Мири задумалась и Гюли тоже притихла.
— Мами, а ты в деревне что сказала, когда вернёшься со снадобьями?
— Ой, — всплеснула руками старуха, — про главное и не сказала. Договорились, что я буду приходить каждый третий день.
— В следующий раз я с тобой пойду, — хитро подмигнула старухе Мири, — пусть и меня увидят, замотанную в тряпки с головы до ног.
С рассветом Мири ушла в лес, искать снадобья от болезни сына старосты. Вдохнув полной грудью пряный лесной воздух, Мири мысленно попросила помощи у леса. И пошла среди деревьев.
"О, вот, эта травинка с острыми листиками нужна, — Мири сорвала пучок травы. — И вон тот, выглядывающий из-за пня жёлтенький цветочек тоже сам льнёт к рукам. Ах, и чёрные ягоды тоже".
Таких ягод Мири не видела, но чувствовала как они просятся в руки и как бы шепчут на ухо: "нас надо немного подсушить и отварить, и мы поможем, обязательно поможем"…
После полудня Мири с полной сумкой трав пришла к их избушке. Разложила на солнышке траву, которую надо было подсушить, что-то подвесила на маленьком чердаке, а что-то сразу замотала во влажные тряпицы.
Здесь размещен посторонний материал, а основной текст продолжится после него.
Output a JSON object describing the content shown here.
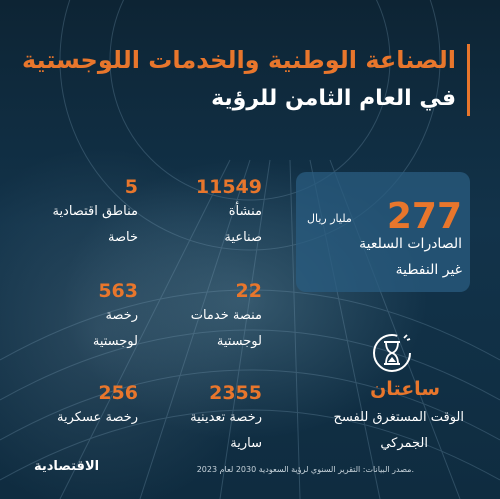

На следующий день, Мири готовила снадобье, что-то варила, что-то высушивала в порошок. Гюли наблюдала за Мири потягивая свою тонкую длинную трубку. Обе молчали. Гюли знала, что если Мири занята, то будет молчать, пока не закончит.
На рассвете третьего дня, как Гюли и обещала жителем деревни, женщины собрались в путь. Мири перелила приготовленное снадобье в кувшин из-под молока. Захватили с собой и ночную добычу на обмен.
Приближаясь к деревне Мири, достав из сумки заранее приготовленное тряпье, обмотала лицо и руки. В таком виде Мири и подошла к крайнему деревенскому дому, плетясь за Гюли. Возле дома, старуха Гюли призывно свистнула. На свист из окна добротного деревянного дома, высунулась любопытная голова. Увидев яркие юбки и красный платок Гюли, женщина вышла к ним.
— Пришли мы, — ответила за всех Гюли, — и снадобье принесли, как обещались. А это, — показав на закутанную Мири, сказала Гюли, — внучка моя, чумой переболевшая. Я о ней говорила.
Мири лишь кивнула.
— Немая, что ли? — С любопытством спросила женщина, пытаясь разглядеть хоть кусочек живой кожи, чтобы своими глазами увидеть, как выглядят обезображенные чумой люди, которым чудом удалось выжить.